A bit about PDF files
Portable Document Format (PDF) files, a file format originally created by Adobe, come in two types.
Some PDF's are created as scanned images of a document. When opened in a PDF viewer, such as Adobe Acrobat Reader, the text is not selectable. As you move the cursor over the text, the cursor will be displayed as a crosshair cursor.
This indicates that the content of the PDF is only selectable as an image. In effect, each page of the PDF is a picture of a page and the text can only be extracted by Optical Character Recognition (OCR). These are image-based PDFs.
The other type of PDF is one that has been created as the output of an application such as Microsoft Word or other page layout or word processing software. These PDFs were typically "printed" to PDF format and contain data about the text in the PDF. When the PDF is viewed in a PDF viewer the text of the document may be selected and copied. As you move the cursor over the text, the cursor will be displayed as an i-beam cursor.
This indicates that the text is selectable. Unless a PDF document's security settings prevents it, PDF files with editable text can be converted back to an editable format such as Microsoft Word. These are text-based PDFs
The PDF format also supports a variety of security features that the creator of a PDF can apply to their document. These security features, such as disabling the copy and pasting of text from the document or disabling printing of the document or other security options, can inhibit or prevent making use of the PDF as electronic source material for qualitative research.
Converting a text-based PDF to a Microsoft Word document
Many PDF Viewers, such as Acrobat Reader, offer an option to save the text of the PDF document to a Plain Text file if the permissions of the PDF file allow it. In Acrobat Reader, select "Save as text..." from the "File" menu. If you just need to convert the PDF to a text file, using "Save as text..." is the fastest way to do so.
A number of commercial and free tools exist that will convert a text-based PDF file to a Microsoft Word (or OpenOffice) document. Once converted to Microsoft Word, for example, the source materials can be saved as .DOCX (Microsort Word 2007 and above) or .ODT (Open Office Writer) and opened in HyperRESEARCH 3.5 and later OR Rich Text Format (RTF) and opened in HyperRESEARCH 3.0 and later versions, OR saved as Text and opened in any version of HyperRESEARCH.
- Nuance (http:/www.nuance.com/) makes a commercial PDF conversion tool called PDF Converter. Details can be found here. We recommend a commercial tool if you have a lot of PDF files you need to convert and want them converted in a timely fashion.
- NitroPDF Software (http://www.nitropdf.com/) provides a free web-based service for converting PDFs to either Microsoft Word "doc" format or to "rtf" format (We recommend converting to .doc and then using Word to save the .doc as a .rtf file). This service can be found here. This service is very popular and the turn-around time (the time from when you submit your file to when it shows up in your email) can be hours. This service is useful when you have a few PDF files that are not time sensitive to convert. NitroPDF also makes commercial conversion software for higher volume with more conversion options. Details can be found here.
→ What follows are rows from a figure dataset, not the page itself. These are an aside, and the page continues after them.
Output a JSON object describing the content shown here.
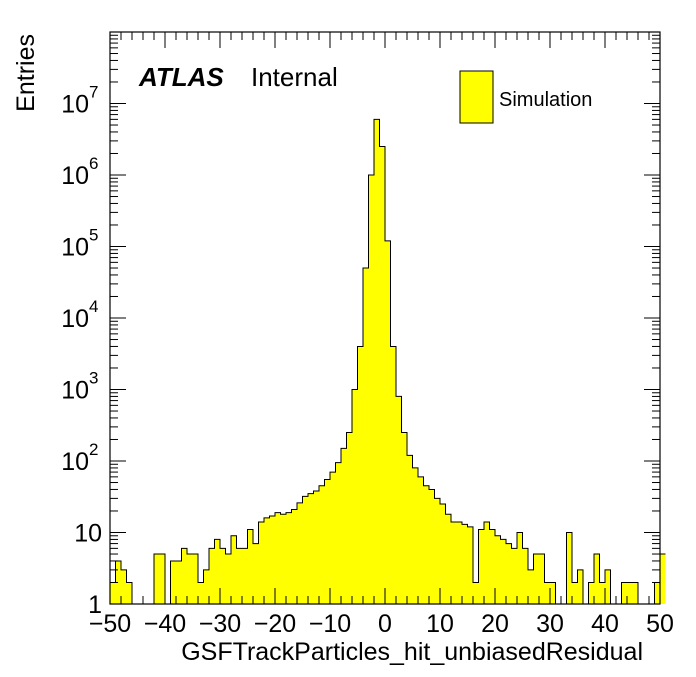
{
  "chart_data": {
    "type": "bar",
    "histogram": true,
    "xlabel": "GSFTrackParticles_hit_unbiasedResidual",
    "ylabel": "Entries",
    "xlim": [
      -50,
      50
    ],
    "ylim": [
      1,
      100000000
    ],
    "yscale": "log",
    "bin_width": 1,
    "x_ticks": [
      "−50",
      "−40",
      "−30",
      "−20",
      "−10",
      "0",
      "10",
      "20",
      "30",
      "40",
      "50"
    ],
    "y_ticks": [
      {
        "base": "1",
        "exp": ""
      },
      {
        "base": "10",
        "exp": ""
      },
      {
        "base": "10",
        "exp": "2"
      },
      {
        "base": "10",
        "exp": "3"
      },
      {
        "base": "10",
        "exp": "4"
      },
      {
        "base": "10",
        "exp": "5"
      },
      {
        "base": "10",
        "exp": "6"
      },
      {
        "base": "10",
        "exp": "7"
      }
    ],
    "bin_edges_start": -50,
    "values": [
      2,
      4,
      3,
      2,
      1,
      0,
      0,
      1,
      5,
      5,
      1,
      4,
      4,
      6,
      5,
      5,
      2,
      3,
      6,
      8,
      6,
      5,
      9,
      6,
      6,
      11,
      7,
      14,
      16,
      17,
      19,
      18,
      19,
      21,
      26,
      32,
      35,
      38,
      45,
      55,
      70,
      95,
      150,
      250,
      1000,
      4000,
      50000,
      1000000,
      6000000,
      2500000,
      120000,
      4000,
      800,
      250,
      120,
      80,
      60,
      45,
      40,
      30,
      25,
      18,
      14,
      14,
      13,
      12,
      2,
      11,
      14,
      11,
      9,
      8,
      7,
      6,
      10,
      6,
      3,
      5,
      5,
      2,
      2,
      0,
      0,
      10,
      2,
      3,
      1,
      2,
      5,
      2,
      3,
      1,
      0,
      2,
      2,
      2,
      1,
      1,
      0,
      2,
      5
    ],
    "series": [
      {
        "name": "Simulation",
        "color": "#ffff00"
      }
    ],
    "legend_position": "top-right",
    "grid": false
  },
  "annotation": {
    "atlas": "ATLAS",
    "label": "Internal"
  },
  "legend": {
    "entry": "Simulation"
  }
}
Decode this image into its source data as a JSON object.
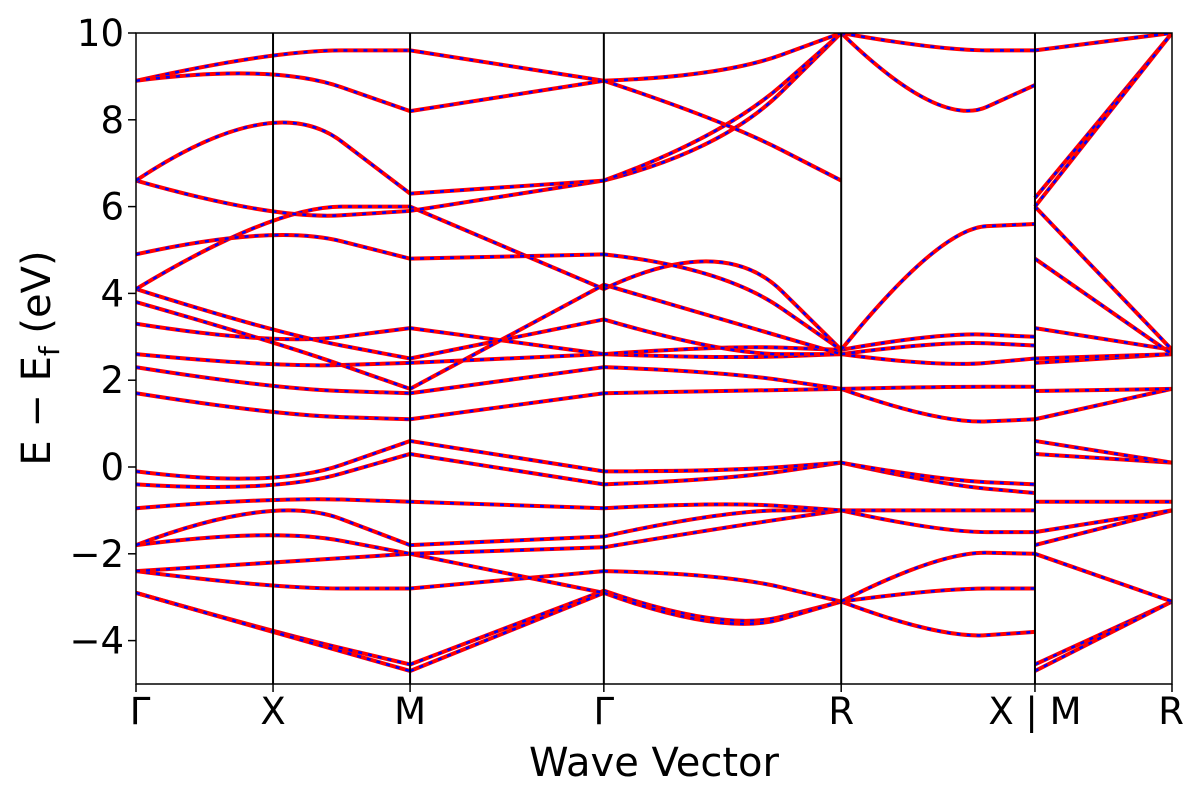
{
  "chart_data": {
    "type": "line",
    "title": "",
    "xlabel": "Wave Vector",
    "ylabel": "E − E_f (eV)",
    "ylabel_main": "E − E",
    "ylabel_sub": "f",
    "ylabel_unit": " (eV)",
    "ylim": [
      -5,
      10
    ],
    "yticks": [
      -4,
      -2,
      0,
      2,
      4,
      6,
      8,
      10
    ],
    "ytick_labels": [
      "−4",
      "−2",
      "0",
      "2",
      "4",
      "6",
      "8",
      "10"
    ],
    "grid": false,
    "legend": "none",
    "kpath": {
      "labels": [
        "Γ",
        "X",
        "M",
        "Γ",
        "R",
        "X | M",
        "R"
      ],
      "positions": [
        0.0,
        0.5,
        1.0,
        1.707,
        2.573,
        3.28,
        3.78
      ]
    },
    "colors": {
      "line_primary": "#ff0000",
      "line_secondary": "#0000ff",
      "axes": "#000000"
    },
    "series": [
      {
        "values": [
          {
            "k": [
              0,
              0.5,
              1
            ],
            "E": [
              -2.9,
              -3.8,
              -4.55
            ]
          },
          {
            "k": [
              1,
              1.707
            ],
            "E": [
              -4.55,
              -2.85
            ]
          },
          {
            "k": [
              1.707,
              2.14,
              2.573
            ],
            "E": [
              -2.85,
              -3.8,
              -3.1
            ]
          },
          {
            "k": [
              2.573,
              2.93,
              3.28
            ],
            "E": [
              -3.1,
              -3.95,
              -3.8
            ]
          },
          {
            "k": [
              3.28,
              3.78
            ],
            "E": [
              -4.55,
              -3.1
            ]
          },
          {
            "k": [
              0,
              0.5,
              1
            ],
            "E": [
              -2.9,
              -3.8,
              -4.7
            ]
          },
          {
            "k": [
              1,
              1.707
            ],
            "E": [
              -4.7,
              -2.9
            ]
          },
          {
            "k": [
              1.707,
              2.14,
              2.573
            ],
            "E": [
              -2.9,
              -3.9,
              -3.1
            ]
          },
          {
            "k": [
              3.28,
              3.78
            ],
            "E": [
              -4.7,
              -3.1
            ]
          },
          {
            "k": [
              0,
              0.5,
              1
            ],
            "E": [
              -2.4,
              -2.8,
              -2.8
            ]
          },
          {
            "k": [
              1,
              1.707
            ],
            "E": [
              -2.8,
              -2.4
            ]
          },
          {
            "k": [
              1.707,
              2.14,
              2.573
            ],
            "E": [
              -2.4,
              -2.45,
              -3.1
            ]
          },
          {
            "k": [
              2.573,
              2.93,
              3.28
            ],
            "E": [
              -3.1,
              -2.8,
              -2.8
            ]
          },
          {
            "k": [
              3.28,
              3.78
            ],
            "E": [
              -2.0,
              -3.1
            ]
          },
          {
            "k": [
              0,
              0.5,
              1
            ],
            "E": [
              -2.4,
              -2.2,
              -2.0
            ]
          },
          {
            "k": [
              1,
              1.707
            ],
            "E": [
              -2.0,
              -2.9
            ]
          },
          {
            "k": [
              2.573,
              2.93,
              3.28
            ],
            "E": [
              -3.1,
              -1.95,
              -2.0
            ]
          },
          {
            "k": [
              0,
              0.5,
              1
            ],
            "E": [
              -1.8,
              -1.4,
              -2.0
            ]
          },
          {
            "k": [
              1,
              1.707
            ],
            "E": [
              -2.0,
              -1.85
            ]
          },
          {
            "k": [
              1.707,
              2.14,
              2.573
            ],
            "E": [
              -1.85,
              -1.4,
              -1.0
            ]
          },
          {
            "k": [
              3.28,
              3.78
            ],
            "E": [
              -1.8,
              -1.0
            ]
          },
          {
            "k": [
              0,
              0.5,
              1
            ],
            "E": [
              -1.8,
              -0.6,
              -1.8
            ]
          },
          {
            "k": [
              1,
              1.707
            ],
            "E": [
              -1.8,
              -1.6
            ]
          },
          {
            "k": [
              1.707,
              2.14,
              2.573
            ],
            "E": [
              -1.6,
              -1.0,
              -1.0
            ]
          },
          {
            "k": [
              2.573,
              2.93,
              3.28
            ],
            "E": [
              -1.0,
              -1.5,
              -1.5
            ]
          },
          {
            "k": [
              3.28,
              3.78
            ],
            "E": [
              -1.5,
              -1.0
            ]
          },
          {
            "k": [
              0,
              0.5,
              1
            ],
            "E": [
              -0.95,
              -0.7,
              -0.8
            ]
          },
          {
            "k": [
              1,
              1.707
            ],
            "E": [
              -0.8,
              -0.95
            ]
          },
          {
            "k": [
              1.707,
              2.14,
              2.573
            ],
            "E": [
              -0.95,
              -0.8,
              -1.0
            ]
          },
          {
            "k": [
              2.573,
              2.93,
              3.28
            ],
            "E": [
              -1.0,
              -1.0,
              -1.0
            ]
          },
          {
            "k": [
              3.28,
              3.78
            ],
            "E": [
              -0.8,
              -0.8
            ]
          },
          {
            "k": [
              0,
              0.5,
              1
            ],
            "E": [
              -0.4,
              -0.6,
              0.3
            ]
          },
          {
            "k": [
              1,
              1.707
            ],
            "E": [
              0.3,
              -0.4
            ]
          },
          {
            "k": [
              1.707,
              2.14,
              2.573
            ],
            "E": [
              -0.4,
              -0.3,
              0.1
            ]
          },
          {
            "k": [
              2.573,
              2.93,
              3.28
            ],
            "E": [
              0.1,
              -0.4,
              -0.6
            ]
          },
          {
            "k": [
              3.28,
              3.78
            ],
            "E": [
              0.3,
              0.1
            ]
          },
          {
            "k": [
              0,
              0.5,
              1
            ],
            "E": [
              -0.1,
              -0.5,
              0.6
            ]
          },
          {
            "k": [
              1,
              1.707
            ],
            "E": [
              0.6,
              -0.1
            ]
          },
          {
            "k": [
              1.707,
              2.14,
              2.573
            ],
            "E": [
              -0.1,
              -0.1,
              0.1
            ]
          },
          {
            "k": [
              2.573,
              2.93,
              3.28
            ],
            "E": [
              0.1,
              -0.3,
              -0.4
            ]
          },
          {
            "k": [
              3.28,
              3.78
            ],
            "E": [
              0.6,
              0.1
            ]
          },
          {
            "k": [
              0,
              0.5,
              1
            ],
            "E": [
              1.7,
              1.2,
              1.1
            ]
          },
          {
            "k": [
              1,
              1.707
            ],
            "E": [
              1.1,
              1.7
            ]
          },
          {
            "k": [
              1.707,
              2.14,
              2.573
            ],
            "E": [
              1.7,
              1.75,
              1.8
            ]
          },
          {
            "k": [
              2.573,
              2.93,
              3.28
            ],
            "E": [
              1.8,
              1.0,
              1.1
            ]
          },
          {
            "k": [
              3.28,
              3.78
            ],
            "E": [
              1.1,
              1.8
            ]
          },
          {
            "k": [
              0,
              0.5,
              1
            ],
            "E": [
              2.3,
              1.8,
              1.7
            ]
          },
          {
            "k": [
              1,
              1.707
            ],
            "E": [
              1.7,
              2.3
            ]
          },
          {
            "k": [
              1.707,
              2.14,
              2.573
            ],
            "E": [
              2.3,
              2.2,
              1.8
            ]
          },
          {
            "k": [
              2.573,
              2.93,
              3.28
            ],
            "E": [
              1.8,
              1.85,
              1.85
            ]
          },
          {
            "k": [
              3.28,
              3.78
            ],
            "E": [
              1.75,
              1.8
            ]
          },
          {
            "k": [
              0,
              0.5,
              1
            ],
            "E": [
              2.6,
              2.3,
              2.4
            ]
          },
          {
            "k": [
              1,
              1.707
            ],
            "E": [
              2.4,
              2.6
            ]
          },
          {
            "k": [
              1.707,
              2.14,
              2.573
            ],
            "E": [
              2.6,
              2.5,
              2.6
            ]
          },
          {
            "k": [
              2.573,
              2.93,
              3.28
            ],
            "E": [
              2.6,
              2.3,
              2.5
            ]
          },
          {
            "k": [
              3.28,
              3.78
            ],
            "E": [
              2.4,
              2.6
            ]
          },
          {
            "k": [
              0,
              0.5,
              1
            ],
            "E": [
              3.3,
              2.8,
              3.2
            ]
          },
          {
            "k": [
              1,
              1.707
            ],
            "E": [
              3.2,
              2.6
            ]
          },
          {
            "k": [
              1.707,
              2.14,
              2.573
            ],
            "E": [
              2.6,
              2.8,
              2.7
            ]
          },
          {
            "k": [
              2.573,
              2.93,
              3.28
            ],
            "E": [
              2.7,
              3.1,
              3.0
            ]
          },
          {
            "k": [
              3.28,
              3.78
            ],
            "E": [
              3.2,
              2.7
            ]
          },
          {
            "k": [
              0,
              0.5,
              1
            ],
            "E": [
              4.1,
              3.1,
              2.5
            ]
          },
          {
            "k": [
              1,
              1.707
            ],
            "E": [
              2.5,
              3.4
            ]
          },
          {
            "k": [
              1.707,
              2.14,
              2.573
            ],
            "E": [
              3.4,
              2.6,
              2.6
            ]
          },
          {
            "k": [
              2.573,
              2.93,
              3.28
            ],
            "E": [
              2.6,
              2.9,
              2.8
            ]
          },
          {
            "k": [
              3.28,
              3.78
            ],
            "E": [
              2.5,
              2.6
            ]
          },
          {
            "k": [
              0,
              0.5,
              1
            ],
            "E": [
              4.1,
              6.0,
              6.0
            ]
          },
          {
            "k": [
              1,
              1.707
            ],
            "E": [
              6.0,
              4.1
            ]
          },
          {
            "k": [
              1.707,
              2.14,
              2.573
            ],
            "E": [
              4.1,
              5.4,
              2.7
            ]
          },
          {
            "k": [
              2.573,
              2.93,
              3.28
            ],
            "E": [
              2.7,
              5.5,
              5.6
            ]
          },
          {
            "k": [
              3.28,
              3.78
            ],
            "E": [
              6.0,
              2.7
            ]
          },
          {
            "k": [
              0,
              0.5,
              1
            ],
            "E": [
              3.8,
              2.9,
              1.8
            ]
          },
          {
            "k": [
              1,
              1.707
            ],
            "E": [
              1.8,
              4.2
            ]
          },
          {
            "k": [
              1.707,
              2.14,
              2.573
            ],
            "E": [
              4.2,
              3.4,
              2.6
            ]
          },
          {
            "k": [
              0,
              0.5,
              1
            ],
            "E": [
              4.9,
              5.6,
              4.8
            ]
          },
          {
            "k": [
              1,
              1.707
            ],
            "E": [
              4.8,
              4.9
            ]
          },
          {
            "k": [
              1.707,
              2.14,
              2.573
            ],
            "E": [
              4.9,
              4.6,
              2.7
            ]
          },
          {
            "k": [
              3.28,
              3.78
            ],
            "E": [
              4.8,
              2.6
            ]
          },
          {
            "k": [
              0,
              0.5,
              1
            ],
            "E": [
              6.6,
              5.7,
              5.9
            ]
          },
          {
            "k": [
              1,
              1.707
            ],
            "E": [
              5.9,
              6.6
            ]
          },
          {
            "k": [
              1.707,
              2.14,
              2.573
            ],
            "E": [
              6.6,
              7.3,
              10.0
            ]
          },
          {
            "k": [
              0,
              0.5,
              1
            ],
            "E": [
              6.6,
              8.7,
              6.3
            ]
          },
          {
            "k": [
              1,
              1.707
            ],
            "E": [
              6.3,
              6.6
            ]
          },
          {
            "k": [
              1.707,
              2.14,
              2.573
            ],
            "E": [
              6.6,
              7.6,
              10.0
            ]
          },
          {
            "k": [
              2.573,
              2.93,
              3.28
            ],
            "E": [
              10.0,
              7.8,
              8.8
            ]
          },
          {
            "k": [
              3.28,
              3.78
            ],
            "E": [
              6.2,
              10.0
            ]
          },
          {
            "k": [
              0,
              0.5,
              1
            ],
            "E": [
              8.9,
              9.6,
              9.6
            ]
          },
          {
            "k": [
              1,
              1.707
            ],
            "E": [
              9.6,
              8.9
            ]
          },
          {
            "k": [
              1.707,
              2.14,
              2.573
            ],
            "E": [
              8.9,
              9.0,
              10.0
            ]
          },
          {
            "k": [
              2.573,
              2.93,
              3.28
            ],
            "E": [
              10.0,
              9.6,
              9.6
            ]
          },
          {
            "k": [
              3.28,
              3.78
            ],
            "E": [
              9.6,
              10.0
            ]
          },
          {
            "k": [
              0,
              0.5,
              1
            ],
            "E": [
              8.9,
              9.3,
              8.2
            ]
          },
          {
            "k": [
              1,
              1.707
            ],
            "E": [
              8.2,
              8.9
            ]
          },
          {
            "k": [
              1.707,
              2.14,
              2.573
            ],
            "E": [
              8.9,
              8.0,
              6.6
            ]
          },
          {
            "k": [
              3.28,
              3.78
            ],
            "E": [
              6.0,
              10.0
            ]
          }
        ]
      }
    ]
  }
}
There are other PDF to Microsoft Word conversion tools available, both free and commercial. Enter "PDF to Word Converter" into your favorite search engine to see many of them.
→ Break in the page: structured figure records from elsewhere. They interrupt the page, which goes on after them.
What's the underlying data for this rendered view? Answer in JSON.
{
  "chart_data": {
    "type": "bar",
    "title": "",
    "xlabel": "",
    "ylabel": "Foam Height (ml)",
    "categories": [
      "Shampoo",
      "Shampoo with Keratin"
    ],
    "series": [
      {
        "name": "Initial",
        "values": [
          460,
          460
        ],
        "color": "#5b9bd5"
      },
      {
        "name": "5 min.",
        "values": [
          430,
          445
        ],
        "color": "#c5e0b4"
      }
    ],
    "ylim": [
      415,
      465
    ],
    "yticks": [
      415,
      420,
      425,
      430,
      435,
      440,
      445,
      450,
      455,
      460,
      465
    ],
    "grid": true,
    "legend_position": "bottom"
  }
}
Converting an image-based PDF to a Microsoft Word document
The process to convert an image-based PDF is similar to that of a text-based PDF. In these PDF documents, the conversion tool must look at each character of text as an image and, by matching the shape of the character, convert it to a typable character. This technology is called Optical Character Recognition (OCR). OCR capability is generally only found in commercial PDF conversion tools.
Once a PDF file has been converted to Microsoft Word or OpenOffice, you can then save it as .DOCX (Microsort Word 2007 and above) or .ODT (Open Office Writer) and opened in HyperRESEARCH 3.5 and later OR Rich Text Format (RTF) and opened in HyperRESEARCH 3.0 and later versions, OR saved as Text and opened in any version of HyperRESEARCH.
Other conversion options
Other options exist for PDF conversion. We've found the web site, http://www.online-convert.com/, to provide a very wide array fo free conversion options. PDF's can also be converted to a series of image files (each page an image) and coded as images. This is potentially useful when the PDF is a scanned image or exact preservation of the original colors, layout, and styles in a complex PDF is required.